Lectura del Libro del Éxodo 2:1-15a
Un hombre de la casa de Leví tomó por mujer a una levita,
la cual concibió y dio a luz un hijo.
Y viendo que era hermoso, lo escondió durante tres meses.
Pero no pudiendo ocultarlo más tiempo, tomó una canasta de juncos,
la embadurnó de brea y de pez,
y poniendo al niño en ella,
la colocó entre los juncos a la orilla del río.
Y su hermana se puso a cierta distancia
a ver qué le sucedería.
La hija del faraón descendió a lavarse en el río,
mentre sus criadas caminaban por la orilla del río.
Y al ver la canasta entre los juncos, envió a una de sus criadas a buscarla.
Al abrirla, vio a un niño que lloraba,
y se compadeció de él, y dijo:
"Este es uno de los hijos de los hebreos."
Entonces su hermana preguntó a la hija del faraón:
"¿Iré a llamar a una de las mujeres hebreas
a que le dé de mamar al niño?"
"Ve," le respondió ella.
Y la doncella fue y llamó a la madre del niño.
La hija del faraón le dijo:
"Lleva a este niño y aliméntalo para mí, y yo te lo pagaré."
Así que la mujer tomó al niño y lo alimentó.
Y cuando el niño creció, ella lo llevó a la hija del faraón,
la cual lo adoptó como hijo y le puso por nombre Moisés,
y dijo: "Porque de las aguas lo saqué."
En un momento, cuando Moisés ya había crecido,
fue a visitar a sus hermanos y vio su dura labor.

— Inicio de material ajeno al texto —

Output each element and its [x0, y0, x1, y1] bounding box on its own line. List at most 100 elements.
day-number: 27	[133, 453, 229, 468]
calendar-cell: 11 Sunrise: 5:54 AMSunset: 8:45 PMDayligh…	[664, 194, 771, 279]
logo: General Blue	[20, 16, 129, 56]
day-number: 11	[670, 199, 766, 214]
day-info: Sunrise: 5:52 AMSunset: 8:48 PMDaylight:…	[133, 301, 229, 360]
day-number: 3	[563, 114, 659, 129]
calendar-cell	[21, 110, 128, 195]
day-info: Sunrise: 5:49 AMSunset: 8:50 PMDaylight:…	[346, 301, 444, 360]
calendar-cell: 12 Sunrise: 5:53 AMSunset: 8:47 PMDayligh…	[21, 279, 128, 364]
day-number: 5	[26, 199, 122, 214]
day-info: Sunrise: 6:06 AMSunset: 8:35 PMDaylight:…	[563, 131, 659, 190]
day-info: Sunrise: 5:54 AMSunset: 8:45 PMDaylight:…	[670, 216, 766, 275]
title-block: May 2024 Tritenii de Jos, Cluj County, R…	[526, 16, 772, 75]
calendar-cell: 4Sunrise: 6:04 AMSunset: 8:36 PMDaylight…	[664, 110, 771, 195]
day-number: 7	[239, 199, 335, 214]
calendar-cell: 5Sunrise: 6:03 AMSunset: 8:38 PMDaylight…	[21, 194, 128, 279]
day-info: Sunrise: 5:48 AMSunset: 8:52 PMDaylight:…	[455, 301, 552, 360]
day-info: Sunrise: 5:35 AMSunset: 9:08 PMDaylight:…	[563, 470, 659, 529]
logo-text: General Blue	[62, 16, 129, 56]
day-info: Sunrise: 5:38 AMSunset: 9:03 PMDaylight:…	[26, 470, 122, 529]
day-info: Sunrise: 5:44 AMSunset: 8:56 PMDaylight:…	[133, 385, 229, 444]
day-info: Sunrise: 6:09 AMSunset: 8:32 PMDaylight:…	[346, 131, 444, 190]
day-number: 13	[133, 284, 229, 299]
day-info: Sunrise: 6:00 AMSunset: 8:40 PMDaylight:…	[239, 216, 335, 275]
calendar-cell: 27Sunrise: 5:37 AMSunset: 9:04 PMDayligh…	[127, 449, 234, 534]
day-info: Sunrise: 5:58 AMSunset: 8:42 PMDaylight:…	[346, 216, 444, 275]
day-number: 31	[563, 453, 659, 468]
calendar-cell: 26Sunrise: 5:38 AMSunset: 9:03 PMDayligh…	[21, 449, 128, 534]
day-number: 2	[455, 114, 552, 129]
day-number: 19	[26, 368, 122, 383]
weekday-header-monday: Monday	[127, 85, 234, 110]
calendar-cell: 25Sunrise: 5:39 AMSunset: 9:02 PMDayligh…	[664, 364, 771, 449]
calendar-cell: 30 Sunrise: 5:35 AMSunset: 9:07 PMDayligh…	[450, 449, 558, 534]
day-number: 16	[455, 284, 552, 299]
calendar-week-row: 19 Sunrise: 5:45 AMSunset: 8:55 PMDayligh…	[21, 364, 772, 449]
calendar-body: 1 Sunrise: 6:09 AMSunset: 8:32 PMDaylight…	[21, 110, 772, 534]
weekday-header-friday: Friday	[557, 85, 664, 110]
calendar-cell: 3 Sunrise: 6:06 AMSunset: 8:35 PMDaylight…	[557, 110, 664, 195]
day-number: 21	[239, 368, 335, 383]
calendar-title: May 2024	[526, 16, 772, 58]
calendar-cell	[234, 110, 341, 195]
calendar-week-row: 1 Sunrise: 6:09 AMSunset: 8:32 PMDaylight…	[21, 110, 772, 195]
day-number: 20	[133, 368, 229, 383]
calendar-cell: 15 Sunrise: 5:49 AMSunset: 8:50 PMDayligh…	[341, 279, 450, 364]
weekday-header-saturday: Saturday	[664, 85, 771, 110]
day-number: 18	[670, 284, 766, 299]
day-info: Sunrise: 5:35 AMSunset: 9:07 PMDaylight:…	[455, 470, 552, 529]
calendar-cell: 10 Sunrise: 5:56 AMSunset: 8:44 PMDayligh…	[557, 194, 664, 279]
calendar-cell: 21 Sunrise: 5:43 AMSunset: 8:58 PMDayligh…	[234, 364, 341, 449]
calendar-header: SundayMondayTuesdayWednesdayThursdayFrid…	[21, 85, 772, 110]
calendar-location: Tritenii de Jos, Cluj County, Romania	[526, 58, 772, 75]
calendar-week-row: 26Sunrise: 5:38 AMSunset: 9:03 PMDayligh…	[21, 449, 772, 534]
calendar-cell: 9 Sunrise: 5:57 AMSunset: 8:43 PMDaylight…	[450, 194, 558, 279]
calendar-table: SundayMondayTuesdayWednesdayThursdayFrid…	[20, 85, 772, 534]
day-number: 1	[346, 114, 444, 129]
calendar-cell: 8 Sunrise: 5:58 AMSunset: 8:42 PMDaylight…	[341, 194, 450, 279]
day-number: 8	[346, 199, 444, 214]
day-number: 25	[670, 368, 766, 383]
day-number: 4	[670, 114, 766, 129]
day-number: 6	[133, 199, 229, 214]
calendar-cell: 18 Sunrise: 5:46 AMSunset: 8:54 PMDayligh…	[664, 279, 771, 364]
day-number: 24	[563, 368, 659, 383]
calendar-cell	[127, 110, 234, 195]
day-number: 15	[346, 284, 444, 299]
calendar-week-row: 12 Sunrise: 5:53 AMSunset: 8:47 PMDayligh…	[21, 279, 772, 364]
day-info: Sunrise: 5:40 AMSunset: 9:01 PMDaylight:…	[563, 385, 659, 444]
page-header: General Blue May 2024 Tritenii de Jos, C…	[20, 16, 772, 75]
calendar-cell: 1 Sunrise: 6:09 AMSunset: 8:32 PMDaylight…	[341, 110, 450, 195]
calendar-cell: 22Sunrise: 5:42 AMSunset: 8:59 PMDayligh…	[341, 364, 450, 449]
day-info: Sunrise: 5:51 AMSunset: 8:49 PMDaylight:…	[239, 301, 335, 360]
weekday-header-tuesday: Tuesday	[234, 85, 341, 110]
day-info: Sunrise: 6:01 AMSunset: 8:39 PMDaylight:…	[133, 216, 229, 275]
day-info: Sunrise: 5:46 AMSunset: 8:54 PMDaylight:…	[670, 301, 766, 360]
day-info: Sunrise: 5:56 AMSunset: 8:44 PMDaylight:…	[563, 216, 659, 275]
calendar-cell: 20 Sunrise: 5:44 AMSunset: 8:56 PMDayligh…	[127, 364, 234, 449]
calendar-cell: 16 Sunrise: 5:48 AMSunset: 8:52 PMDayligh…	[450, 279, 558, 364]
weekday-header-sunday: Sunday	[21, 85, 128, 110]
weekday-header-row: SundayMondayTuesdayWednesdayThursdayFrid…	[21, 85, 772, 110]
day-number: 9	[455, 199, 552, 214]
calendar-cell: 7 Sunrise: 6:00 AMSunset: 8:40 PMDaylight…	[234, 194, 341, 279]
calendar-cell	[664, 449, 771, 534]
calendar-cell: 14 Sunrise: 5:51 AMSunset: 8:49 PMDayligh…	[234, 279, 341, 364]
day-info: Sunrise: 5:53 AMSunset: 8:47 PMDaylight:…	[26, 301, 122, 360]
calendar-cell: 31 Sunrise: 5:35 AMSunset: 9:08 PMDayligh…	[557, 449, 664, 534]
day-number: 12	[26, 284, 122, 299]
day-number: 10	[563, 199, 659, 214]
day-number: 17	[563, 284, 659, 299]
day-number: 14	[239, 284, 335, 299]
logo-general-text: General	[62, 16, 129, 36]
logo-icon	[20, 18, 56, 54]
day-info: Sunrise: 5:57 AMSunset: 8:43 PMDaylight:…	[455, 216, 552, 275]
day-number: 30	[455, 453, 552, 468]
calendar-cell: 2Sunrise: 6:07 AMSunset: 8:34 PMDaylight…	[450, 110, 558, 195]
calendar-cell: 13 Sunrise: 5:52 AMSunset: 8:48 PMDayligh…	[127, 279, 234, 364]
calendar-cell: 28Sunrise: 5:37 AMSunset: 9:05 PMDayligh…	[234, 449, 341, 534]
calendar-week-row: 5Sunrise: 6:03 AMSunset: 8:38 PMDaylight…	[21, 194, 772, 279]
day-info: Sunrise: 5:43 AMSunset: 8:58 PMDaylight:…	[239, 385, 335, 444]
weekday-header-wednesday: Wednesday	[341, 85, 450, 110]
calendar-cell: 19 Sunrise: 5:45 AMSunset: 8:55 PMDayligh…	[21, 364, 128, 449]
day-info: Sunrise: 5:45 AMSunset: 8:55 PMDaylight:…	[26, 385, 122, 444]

Vio a un egipcio golpeando a un hebreo, uno de sus hermanos.
Mirando a un lado y a otro, y como no veía a nadie,
mató al egipcio y lo escondió en la arena.
Al día siguiente salió de nuevo, y vio que dos hebreos estaban peleando.
Y dijo al culpable:
"¿Por qué golpeas a tu compañero hebreo?"
Pero el culpable respondió:
"¿Quién te ha puesto por príncipe y juez sobre nosotros?
¿Estás pensando en matarme como mataste al egipcio?"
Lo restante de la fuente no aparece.